After looking back at how Rev. Lin stopped me from preaching, to how
awful her supervision of the rally was done. Awful due to the sole
control of Rev. Lin. I'm sure, like many Ameristians, she would prefer
to think it as a "congregationally" planned event. Thus, it is no one
single person's fault. This kind of "I'm just the overseer and any fault
must also be covered by all the co-working staffs" attitude is
something I must stay away from with whatever authority is given me. If
Joseph could rely on God and manage a whole ancient empire without
blaming his responsibility on anyone else, I'm sure with God's help, I
do not need a diseased part such as Rev. Lin. It is better she be like
king Saul, and I, David. Taking no credit from her but God and other
God's true servants.

Why has it come to this, why is it so hard
for any evangelical rally in the cities, which have high populations,
but not proportionally balanced outcome.

For the Chinese here, is
the use of the term "慕道友". Rev. Lin loves to use this term. Perhaps the
older Chinese do also. Where is such a verse in the Bible? Not even
such notion. One is either a Christian or he is not. There's no such
thing as in between position, like he's neither good nor bad. What are
these preachers afraid of? As if by calling them such, they are granted
"half" membership in the Kingdom of God, that they do not have to face
the labor of birth as one is needed in repentance of their sins? "All
right, your next step is just say YES to everything the church pastor
confirms with you in public"...any problem with their later beliefs-it's
their problem because they've said YES already-I'd just help as much as
I can.

How irresponsible. Thus, the problem is not the
non-Christians here in the city. The problem comes from those who
professed to be Christians, those who have upgraded their status from
"慕道友" to believers without any personal breakthrough in the Lord, those
who have helped them in such upgrade. Their piety, is a committive one, a
social driven one, not a personal one with the Truth.

I must say,
there is much for me to learn from.
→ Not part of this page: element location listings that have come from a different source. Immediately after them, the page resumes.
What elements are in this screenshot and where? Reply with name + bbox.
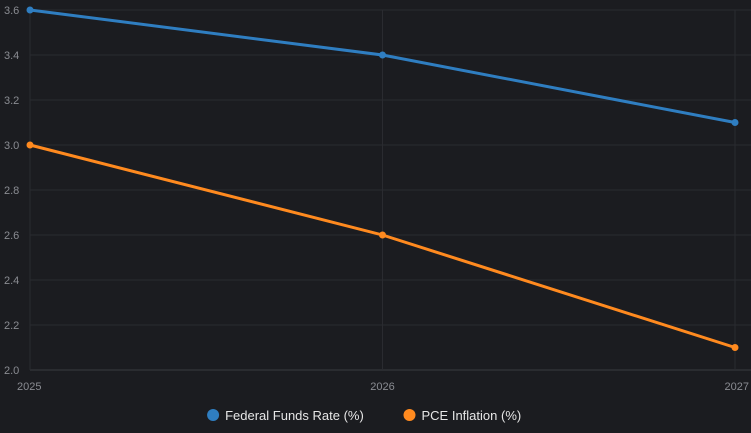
x-axis-ticks: 2025 2026 2027 — [17, 381, 749, 393]
legend: Federal Funds Rate (%) PCE Inflation (%) — [207, 408, 521, 423]
y-tick-label: 2.4 — [4, 275, 19, 287]
y-tick-label: 2.8 — [4, 185, 19, 197]
data-point[interactable] — [731, 119, 739, 126]
legend-label[interactable]: PCE Inflation (%) — [422, 408, 522, 423]
x-tick-label: 2026 — [370, 381, 394, 393]
y-tick-label: 3.0 — [4, 140, 19, 152]
y-tick-label: 3.6 — [4, 5, 19, 17]
data-point[interactable] — [379, 231, 386, 239]
y-tick-label: 3.2 — [4, 95, 19, 107]
legend-swatch[interactable] — [403, 409, 416, 421]
data-point[interactable] — [26, 141, 34, 149]
data-point[interactable] — [379, 51, 386, 59]
y-axis-ticks: 2.0 2.2 2.4 2.6 2.8 3.0 3.2 3.4 3.6 — [4, 5, 19, 377]
series-lines — [26, 6, 739, 351]
y-tick-label: 3.4 — [4, 50, 19, 62]
data-point[interactable] — [731, 344, 739, 351]
legend-label[interactable]: Federal Funds Rate (%) — [225, 408, 364, 423]
y-tick-label: 2.0 — [4, 365, 19, 377]
y-tick-label: 2.6 — [4, 230, 19, 242]
x-tick-label: 2027 — [725, 381, 749, 393]
x-tick-label: 2025 — [17, 381, 41, 393]
legend-swatch[interactable] — [207, 409, 220, 421]
y-tick-label: 2.2 — [4, 320, 19, 332]
data-point[interactable] — [26, 6, 34, 14]
grid — [29, 9, 751, 371]
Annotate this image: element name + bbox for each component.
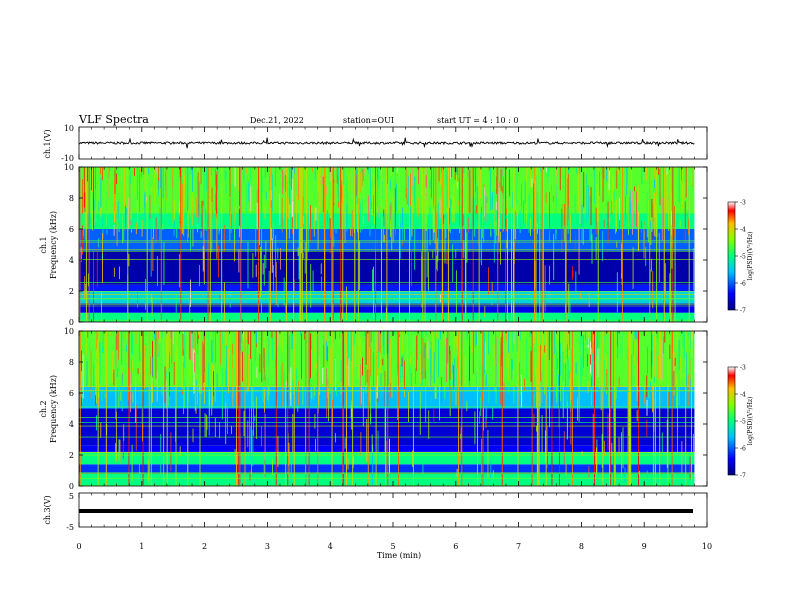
ch1-ytick-top: 10: [64, 124, 74, 133]
ch1-freq-ticks: 0 2 4 6 8 10: [64, 163, 707, 327]
colorbar-tick-label: -4: [740, 392, 746, 399]
spectrogram-band: [79, 464, 695, 474]
ch1-colorbar: [727, 201, 736, 311]
freq-tick-label: 8: [69, 358, 74, 367]
ch3-waveform-ylabel: ch.3(V): [43, 495, 52, 524]
freq-tick-label: 4: [69, 256, 74, 265]
time-tick-label: 7: [516, 542, 521, 551]
spectrogram-band: [79, 473, 695, 486]
freq-tick-label: 2: [69, 287, 74, 296]
freq-tick-label: 0: [69, 318, 74, 327]
ch3-waveform-trace: [79, 509, 693, 513]
station-label: station=OUI: [343, 116, 394, 125]
ch1-waveform-panel: 10 -10 ch.1(V): [43, 124, 708, 163]
time-tick-label: 8: [579, 542, 584, 551]
ch1-waveform-ylabel: ch.1(V): [43, 129, 52, 158]
ch3-ytick-top: 5: [69, 492, 74, 501]
ch2-freq-ylabel: Frequency (kHz): [49, 375, 58, 443]
time-tick-label: 6: [453, 542, 458, 551]
freq-tick-label: 4: [69, 420, 74, 429]
ch2-panel-label: ch.2: [39, 400, 48, 417]
time-tick-label: 4: [328, 542, 333, 551]
spectrogram-band: [79, 445, 695, 452]
ch2-spectrogram-image: [79, 331, 707, 486]
freq-tick-label: 8: [69, 194, 74, 203]
ch1-ytick-bottom: -10: [61, 154, 74, 163]
freq-tick-label: 6: [69, 225, 74, 234]
ch2-colorbar-ticks: -3 -4 -5 -6 -7: [735, 365, 746, 480]
ch3-waveform-panel: 5 -5 ch.3(V): [43, 492, 708, 532]
figure-title: VLF Spectra: [78, 113, 149, 126]
colorbar-tick-label: -6: [740, 281, 746, 288]
freq-tick-label: 6: [69, 389, 74, 398]
spectrogram-band: [79, 386, 695, 409]
time-tick-label: 5: [390, 542, 395, 551]
time-tick-label: 1: [139, 542, 144, 551]
time-tick-label: 3: [265, 542, 270, 551]
spectrogram-band: [79, 408, 695, 446]
time-tick-label: 0: [76, 542, 81, 551]
freq-tick-label: 10: [64, 163, 74, 172]
colorbar-tick-label: -4: [740, 227, 746, 234]
time-tick-label: 9: [642, 542, 647, 551]
ch1-colorbar-ticks: -3 -4 -5 -6 -7: [735, 200, 746, 315]
colorbar-tick-label: -5: [740, 254, 746, 261]
time-tick-label: 2: [202, 542, 207, 551]
colorbar-tick-label: -6: [740, 446, 746, 453]
freq-tick-label: 2: [69, 451, 74, 460]
ch1-waveform-trace: [78, 137, 695, 149]
ch1-waveform-line: [78, 137, 695, 149]
ch1-spectrogram-image: [79, 167, 707, 322]
start-ut-label: start UT = 4 : 10 : 0: [437, 116, 518, 125]
date-label: Dec.21, 2022: [250, 116, 304, 125]
ch3-ytick-bottom: -5: [66, 523, 74, 532]
colorbar-tick-label: -3: [740, 365, 746, 372]
time-axis-label: Time (min): [377, 551, 421, 560]
ch2-freq-ticks: 0 2 4 6 8 10: [64, 327, 707, 491]
ch1-freq-ylabel: Frequency (kHz): [49, 211, 58, 279]
colorbar-tick-label: -5: [740, 419, 746, 426]
ch2-colorbar-label: log(PSD)(V²/Hz): [747, 397, 754, 446]
ch1-colorbar-label: log(PSD)(V²/Hz): [747, 232, 754, 281]
ch2-colorbar: [727, 366, 736, 476]
colorbar-tick-label: -7: [740, 473, 746, 480]
ch1-panel-label: ch.1: [39, 236, 48, 253]
time-axis-ticks: 0 1 2 3 4 5 6 7 8 9 10: [76, 127, 712, 551]
colorbar-tick-label: -7: [740, 308, 746, 315]
freq-tick-label: 0: [69, 482, 74, 491]
colorbar-tick-label: -3: [740, 200, 746, 207]
freq-tick-label: 10: [64, 327, 74, 336]
time-tick-label: 10: [702, 542, 712, 551]
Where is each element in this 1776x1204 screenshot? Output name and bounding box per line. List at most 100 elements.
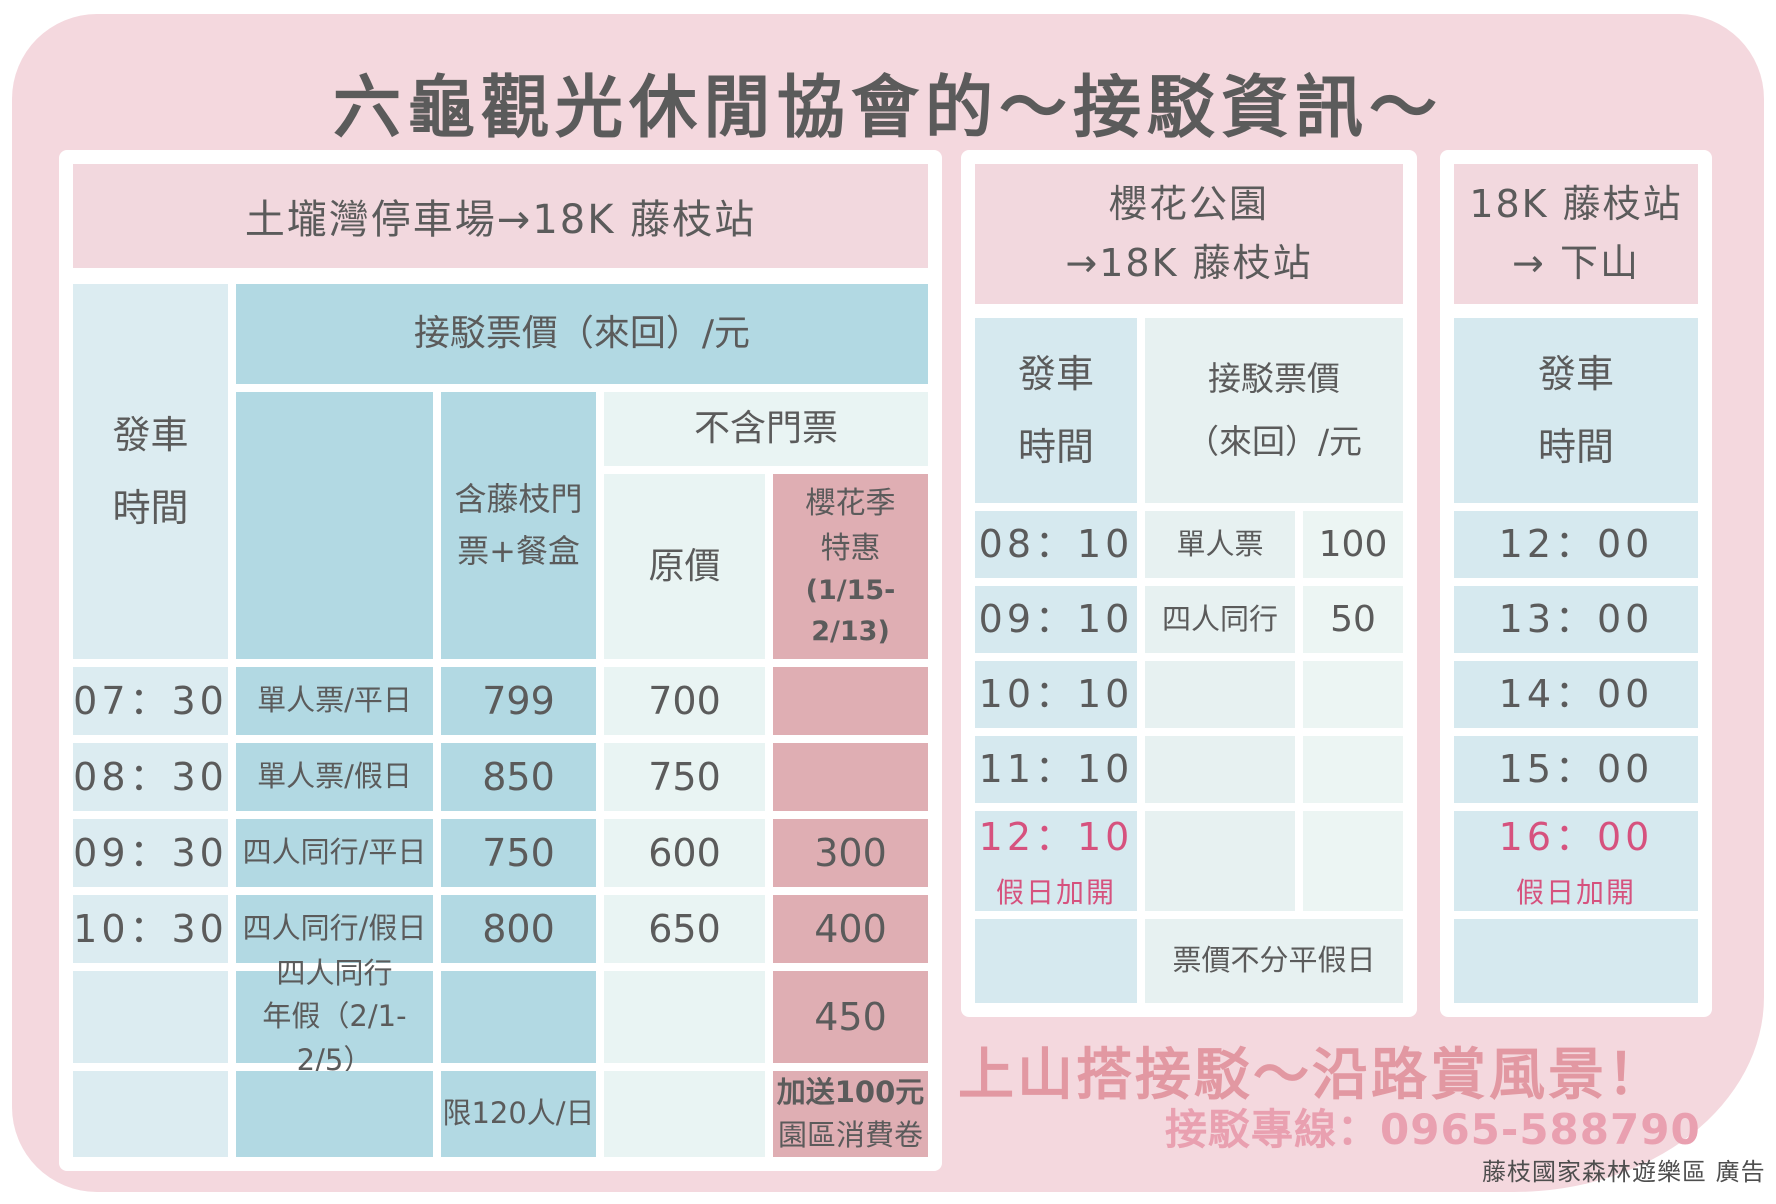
ticket-type-cell: 四人同行 年假（2/1-2/5）: [236, 956, 433, 1077]
fare-header-line2: （來回）/元: [1185, 421, 1363, 461]
departure-time-line1: 發車: [112, 413, 189, 458]
empty-cell: [73, 1071, 228, 1157]
main-title: 六龜觀光休閒協會的～接駁資訊～: [332, 69, 1443, 148]
departure-time-header: 發車 時間: [975, 318, 1137, 503]
left-table: 發車 時間 接駁票價（來回）/元 含藤枝門票+餐盒 不含門票 原價 櫻花季 特惠…: [73, 284, 928, 1157]
empty-cell: [1145, 811, 1295, 911]
extra-holiday-time-cell: 12：10 假日加開: [975, 811, 1137, 911]
time-cell: 08：10: [975, 511, 1137, 578]
time-cell: 15：00: [1454, 736, 1698, 803]
holiday-note: 假日加開: [995, 875, 1116, 909]
time-cell: 13：00: [1454, 586, 1698, 653]
ticket-type-line2: 年假（2/1-2/5）: [262, 999, 407, 1077]
empty-cell: [236, 1071, 433, 1157]
slogan: 上山搭接駁～沿路賞風景！: [958, 1043, 1666, 1108]
with-ticket-price-cell: 850: [441, 743, 596, 811]
extra-holiday-time-cell: 16：00 假日加開: [1454, 811, 1698, 911]
sakura-dates-line2: 2/13): [811, 615, 890, 647]
empty-cell: [1454, 919, 1698, 1003]
time-cell: 10：30: [73, 895, 228, 963]
time-cell: 09：10: [975, 586, 1137, 653]
fare-price-cell: 50: [1303, 586, 1403, 653]
ticket-type-cell: 四人同行/平日: [236, 819, 433, 887]
sakura-price-cell: 400: [773, 895, 928, 963]
departure-time-line1: 發車: [1017, 352, 1094, 397]
middle-table: 發車 時間 接駁票價 （來回）/元 08：10 單人票 100 09：10 四人…: [975, 318, 1403, 1003]
time-cell: 10：10: [975, 661, 1137, 728]
fare-price-cell: 100: [1303, 511, 1403, 578]
time-cell: 14：00: [1454, 661, 1698, 728]
fare-label-cell: 四人同行: [1145, 586, 1295, 653]
departure-time-header: 發車 時間: [1454, 318, 1698, 503]
sakura-price-cell: [773, 743, 928, 811]
with-ticket-header: 含藤枝門票+餐盒: [441, 392, 596, 659]
time-cell: 12：00: [1454, 511, 1698, 578]
empty-cell: [1303, 811, 1403, 911]
middle-table-title-line2: →18K 藤枝站: [1065, 241, 1313, 285]
empty-cell: [1145, 661, 1295, 728]
with-ticket-price-cell: 799: [441, 667, 596, 735]
empty-cell: [604, 971, 765, 1063]
empty-cell: [236, 392, 433, 659]
sakura-header-line2: 特惠: [820, 531, 881, 566]
daily-limit-cell: 限120人/日: [441, 1071, 596, 1157]
ticket-type-cell: 單人票/假日: [236, 743, 433, 811]
voucher-bonus-line2: 園區消費卷: [777, 1118, 923, 1152]
ticket-type-cell: 單人票/平日: [236, 667, 433, 735]
ticket-type-cell: 四人同行/假日: [236, 895, 433, 963]
right-table-title-line2: → 下山: [1512, 241, 1640, 285]
hotline-phone: 接駁專線：0965-588790: [1165, 1105, 1701, 1154]
departure-time-line2: 時間: [112, 485, 189, 530]
empty-cell: [73, 971, 228, 1063]
sakura-price-cell: 300: [773, 819, 928, 887]
original-price-cell: 600: [604, 819, 765, 887]
right-table-title: 18K 藤枝站 → 下山: [1454, 164, 1698, 304]
empty-cell: [1145, 736, 1295, 803]
time-cell: 07：30: [73, 667, 228, 735]
holiday-note: 假日加開: [1515, 875, 1636, 909]
original-price-header: 原價: [604, 474, 765, 659]
empty-cell: [1303, 736, 1403, 803]
right-table: 發車 時間 12：00 13：00 14：00 15：00 16：00 假日加開: [1454, 318, 1698, 1003]
empty-cell: [1303, 661, 1403, 728]
empty-cell: [604, 1071, 765, 1157]
flat-fare-note-cell: 票價不分平假日: [1145, 919, 1403, 1003]
departure-time-line2: 時間: [1537, 424, 1614, 469]
time-cell: 12：10: [978, 814, 1134, 859]
ticket-type-line1: 四人同行: [276, 955, 393, 990]
sakura-special-header: 櫻花季 特惠 (1/15- 2/13): [773, 474, 928, 659]
middle-table-title-line1: 櫻花公園: [1108, 182, 1269, 227]
fare-group-header: 接駁票價（來回）/元: [236, 284, 928, 384]
right-table-panel: 18K 藤枝站 → 下山 發車 時間 12：00 13：00 14：00 15：…: [1440, 150, 1712, 1017]
departure-time-line2: 時間: [1017, 424, 1094, 469]
original-price-cell: 650: [604, 895, 765, 963]
sakura-header-line1: 櫻花季: [805, 486, 896, 521]
middle-table-panel: 櫻花公園 →18K 藤枝站 發車 時間 接駁票價 （來回）/元 08：10 單人…: [961, 150, 1417, 1017]
sakura-price-cell: [773, 667, 928, 735]
middle-table-title: 櫻花公園 →18K 藤枝站: [975, 164, 1403, 304]
voucher-bonus-cell: 加送100元 園區消費卷: [773, 1071, 928, 1157]
left-table-title: 土壠灣停車場→18K 藤枝站: [73, 164, 928, 268]
right-table-title-line1: 18K 藤枝站: [1469, 182, 1683, 227]
empty-cell: [441, 971, 596, 1063]
voucher-bonus-line1: 加送100元: [776, 1074, 925, 1109]
departure-time-line1: 發車: [1537, 352, 1614, 397]
empty-cell: [975, 919, 1137, 1003]
original-price-cell: 700: [604, 667, 765, 735]
time-cell: 11：10: [975, 736, 1137, 803]
fare-header-line1: 接駁票價: [1208, 358, 1340, 398]
without-ticket-header: 不含門票: [604, 392, 928, 466]
time-cell: 08：30: [73, 743, 228, 811]
with-ticket-price-cell: 750: [441, 819, 596, 887]
fare-label-cell: 單人票: [1145, 511, 1295, 578]
sakura-price-cell: 450: [773, 971, 928, 1063]
time-cell: 16：00: [1498, 814, 1654, 859]
left-table-panel: 土壠灣停車場→18K 藤枝站 發車 時間 接駁票價（來回）/元 含藤枝門票+餐盒…: [59, 150, 942, 1171]
with-ticket-price-cell: 800: [441, 895, 596, 963]
ad-credit: 藤枝國家森林遊樂區 廣告: [1482, 1158, 1766, 1186]
departure-time-header: 發車 時間: [73, 284, 228, 659]
time-cell: 09：30: [73, 819, 228, 887]
original-price-cell: 750: [604, 743, 765, 811]
fare-header: 接駁票價 （來回）/元: [1145, 318, 1403, 503]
I remembered when my dad told me
how Rev. Tong scolded those in Penang when they didn't bring their
non-Christians. It was a different scene in New York City. When asked
how many Christians, almost all raised their hands, and they laughed, at
themselves. Rev. Tong didn't show any sign of anger, but responded
differently, how, I've forgotten. Perhaps he was tired, perhaps it was a
situation I am yet unaware of. I give this great mentor of mine plenty
benefit of doubt. Though I am not oblivous of my Lord principles.

I
cannot comment too much on the content of the rally, the message,
because as a choir member, I am not present for that all the time.

I
hope Rev. Tong comes back. I have no problem co-working with Rev. Lin
again, if she commands. I will be more prepared, more responsible, evangelical-wise.